With tokenization, data is neither stored nor sent in any form to its destination. One of the key benefits of tokenization is ease of use, as you do not need to manage encryption keys. Tokenization is becoming more popular as companies figure out how to make the best use of the technology.
As tokenization becomes better known, there will no doubt be more implementations, primarily because tokenization provides greater flexibility in enabling a business to select (and thereby limit) the data needing to be protected, such as credit card numbers. However, in order to do this successfully, a company must be able to identify the specific data to encrypt, which requires intimate knowledge of its data profile.
The choice really is yours to make. The best advice any industry analyst or vendor can provide to enterprise IT organizations attempting to work through their data security strategy is to help identify what data needs to be secure, and how the data will be used.

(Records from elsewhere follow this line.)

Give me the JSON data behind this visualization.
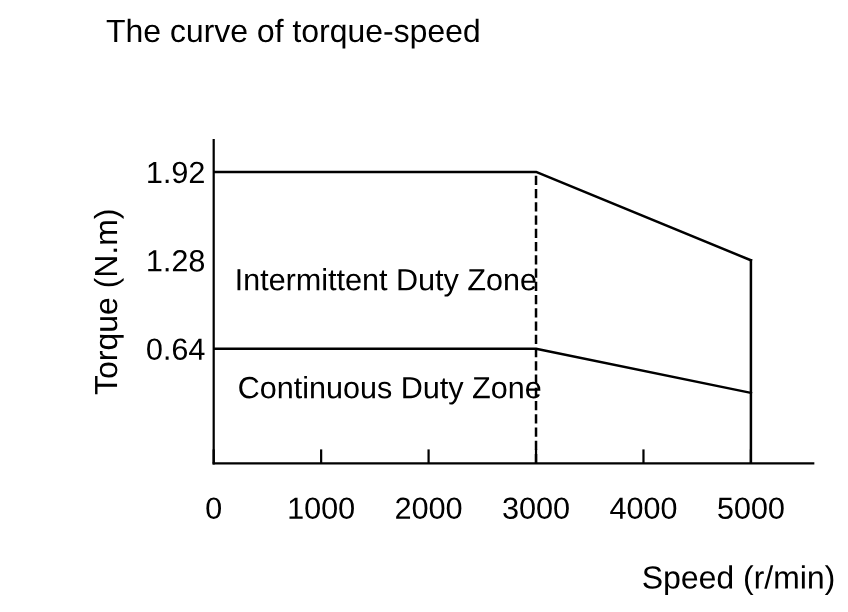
{
  "chart_data": {
    "type": "line",
    "title": "The curve of torque-speed",
    "xlabel": "Speed (r/min)",
    "ylabel": "Torque (N.m)",
    "x": [
      0,
      3000,
      5000
    ],
    "series": [
      {
        "color": "#000000",
        "values": [
          1.92,
          1.92,
          1.28
        ]
      },
      {
        "color": "#000000",
        "values": [
          0.64,
          0.64,
          0.32
        ]
      }
    ],
    "xlim": [
      0,
      5580
    ],
    "xticks": [
      0,
      1000,
      2000,
      3000,
      4000,
      5000
    ],
    "ylim": [
      -0.19,
      2.15
    ],
    "yticks": [
      0.64,
      1.28,
      1.92
    ],
    "ref_lines": [
      {
        "axis": "x",
        "value": 3000,
        "line_style": "dashed",
        "color": "#000000"
      },
      {
        "axis": "x",
        "value": 5000,
        "line_style": "solid",
        "color": "#000000"
      }
    ],
    "annotations": [
      "Intermittent Duty Zone",
      "Continuous Duty Zone"
    ],
    "grid": false,
    "legend": false,
    "marker": "none",
    "line_style": "solid"
  }
}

The business processes being implemented will also have a bearing on which approach a company should take.
It is not necessary to choose one technology over the other. Adapting a hybrid approach — based on whether the sensitive data can be selected and identified, and whether the importance of securing and locking down all the data is critical and necessary — will determine whether a full encryption or tokenization implementation is right for your firm.
Stuart Lisk is senior product manager at Hubspan.